What just went live
EPAS has issued four product‑specific EPDs. The set covers three GreaseShield units (1500, 1850, 2000) and the FilterShield 1000 solids filtration system. All were issued in October 2025 and published with program operator EPD Hub, using its Core PCR. Several GreaseShield models list Heriot‑Watt University as the LCA developer, signaling academic‑grade modeling rigor.
Why this matters in specs
Commercial kitchens are now squarely in scope for materials transparency across healthcare, education, and hospitality projects. With product‑level EPDs, design teams can compare like for like instead of leaning on generic or conservative proxies that quietly penalize products without declarations. That shifts EPAS from a “nice‑to‑have” to a ready‑to‑spec option when carbon accounting shows up.
A quick read on the portfolio
GreaseShield removes fats, oils, and grease at the sink line, intercepting FOG before it hits the pipework. FilterShield captures solids like coffee grounds and starch that clog traps and bump up maintenance. Both lines target retrofit‑friendly installs in busy kitchens where downtime is expensive and compliance is non‑negotiable.
Competitive snapshot
ACO appears in the same drainage and separation conversations. We see at least one current EPD for a light‑liquid separator in Europe under the ACO banner, yet category coverage for grease management looks narrower than EPAS’ kitchen‑focused scope today.
Watts is a frequent alternate on Division 22 packages and publishes multiple valve EPDs, though we do not see grease‑management units covered at similar depth.

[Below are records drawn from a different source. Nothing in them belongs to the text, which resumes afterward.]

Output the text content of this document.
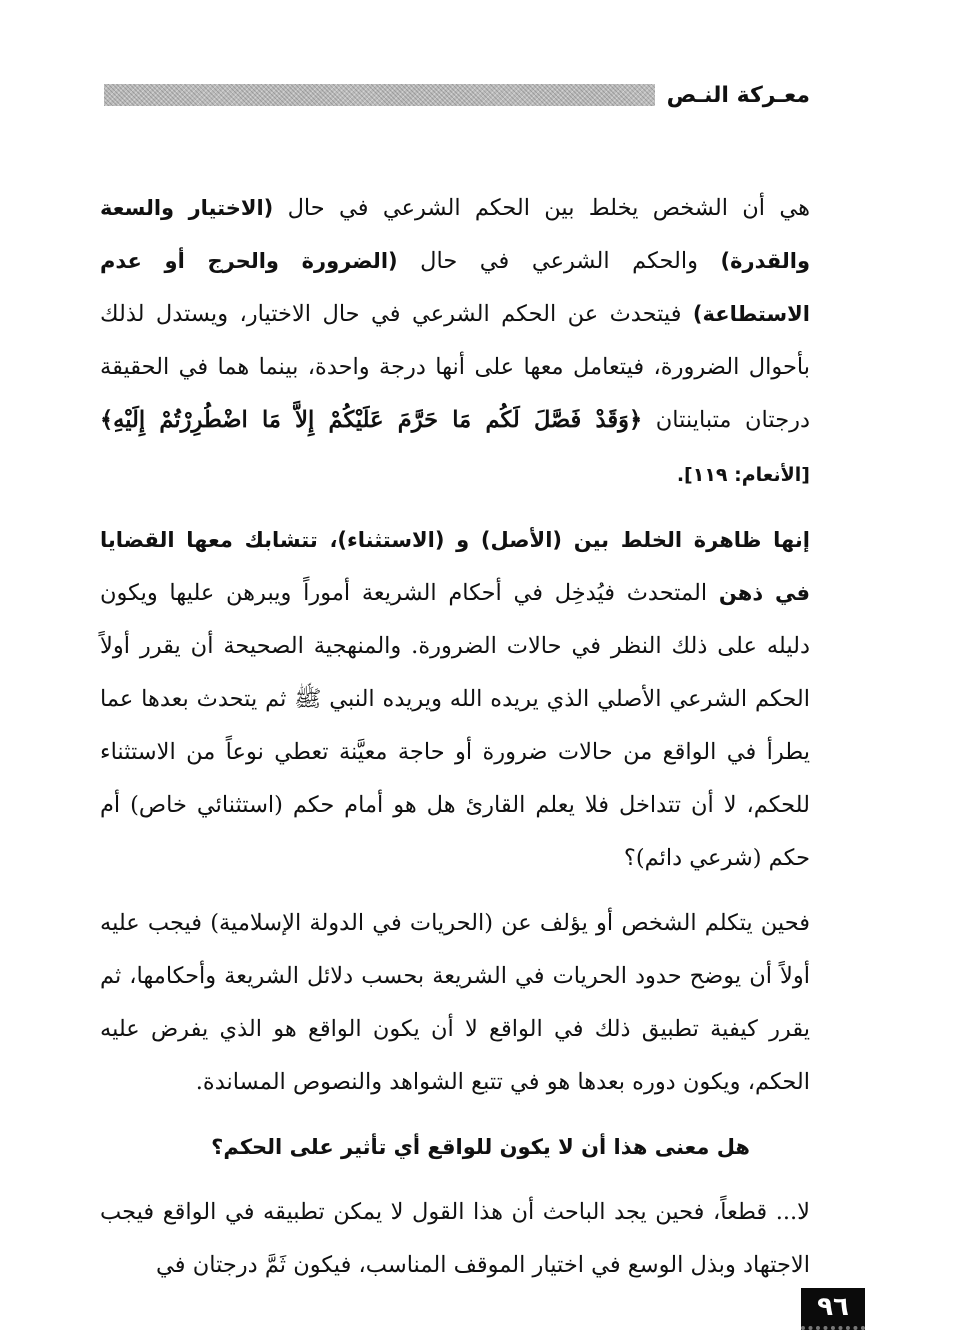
معـركة النـص

هي أن الشخص يخلط بين الحكم الشرعي في حال (الاختيار والسعة والقدرة) والحكم الشرعي في حال (الضرورة والحرج أو عدم الاستطاعة) فيتحدث عن الحكم الشرعي في حال الاختيار، ويستدل لذلك بأحوال الضرورة، فيتعامل معها على أنها درجة واحدة، بينما هما في الحقيقة درجتان متباينتان ﴿وَقَدْ فَصَّلَ لَكُم مَا حَرَّمَ عَلَيْكُمْ إِلاَّ مَا اضْطُرِرْتُمْ إِلَيْهِ﴾ [الأنعام: ١١٩].

إنها ظاهرة الخلط بين (الأصل) و (الاستثناء)، تتشابك معها القضايا في ذهن المتحدث فيُدخِل في أحكام الشريعة أموراً ويبرهن عليها ويكون دليله على ذلك النظر في حالات الضرورة. والمنهجية الصحيحة أن يقرر أولاً الحكم الشرعي الأصلي الذي يريده الله ويريده النبي ﷺ ثم يتحدث بعدها عما يطرأ في الواقع من حالات ضرورة أو حاجة معيَّنة تعطي نوعاً من الاستثناء للحكم، لا أن تتداخل فلا يعلم القارئ هل هو أمام حكم (استثنائي خاص) أم حكم (شرعي دائم)؟

فحين يتكلم الشخص أو يؤلف عن (الحريات في الدولة الإسلامية) فيجب عليه أولاً أن يوضح حدود الحريات في الشريعة بحسب دلائل الشريعة وأحكامها، ثم يقرر كيفية تطبيق ذلك في الواقع لا أن يكون الواقع هو الذي يفرض عليه الحكم، ويكون دوره بعدها هو في تتبع الشواهد والنصوص المساندة.

هل معنى هذا أن لا يكون للواقع أي تأثير على الحكم؟

لا... قطعاً، فحين يجد الباحث أن هذا القول لا يمكن تطبيقه في الواقع فيجب الاجتهاد وبذل الوسع في اختيار الموقف المناسب، فيكون ثَمَّ درجتان في

٩٦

See their coverage overview here for context: Watts Water: products, brands, and their EPD coverage.
In the U.S. grease‑interceptor niche, brands like Zurn and Schier regularly compete on performance and certification, but we could not locate publicly listed, product‑specific EPDs for grease interceptors as of today. That gap gives EPAS an opening on transparency‑filtered shortlists where a verified declaration can be the tie‑breaker.
Program operator context
The declarations are published with EPD Hub, a digital‑first program operator that supports EN 15804 and ISO 21930 aligned rulesets. If your team is weighing operator choices for adjacent products, our explainer outlines when EPD Hub fits and how recognition affects visibility: EPD Hub: a digital‑native program operator overview.
Where to find EPAS’ documents
EPAS highlights the new EPDs on its site here: GreaseShield and FilterShield Green Credentials: New, Independently‑Checked. If the EPD PDFs are not yet linked from product pages, add a “Sustainability” or “Documents” tab so specifiers can pull them in one click. Visibility wins.
What this debut means commercially
- Bid friction drops. A verified EPD lets engineers plug real impacts into their model instead of risk‑averse defaults.
- Substitution risk falls. When two kitchen systems perform similarly, the one with a product‑specific EPD often stays in the spec.
- Portfolio planning gets clearer. With GreaseShield and FilterShield now covered, adjacent assemblies like pre‑filters, stands, or packaged pump options are logical next candidates.
What to watch next
Keep the EPDs easy to find in distributor portals and submittal packs. Align renewal timing across the family so updates stay predictable. For future declarations, bundle similar variants where rules allow to maximize coverage without multiplying documents. A white‑glove LCA partner that shoulders data wrangling and verification can keep the cadence quick and the numbers trusted.
Bottom line
EPAS has entered the transparency arena with four targeted, project‑relevant EPDs issued in October 2025. That catches the market where spec decisions increasingly prefer verified data and puts real momentum behind kitchen wastewater systems that are definitley ready for prime‑time.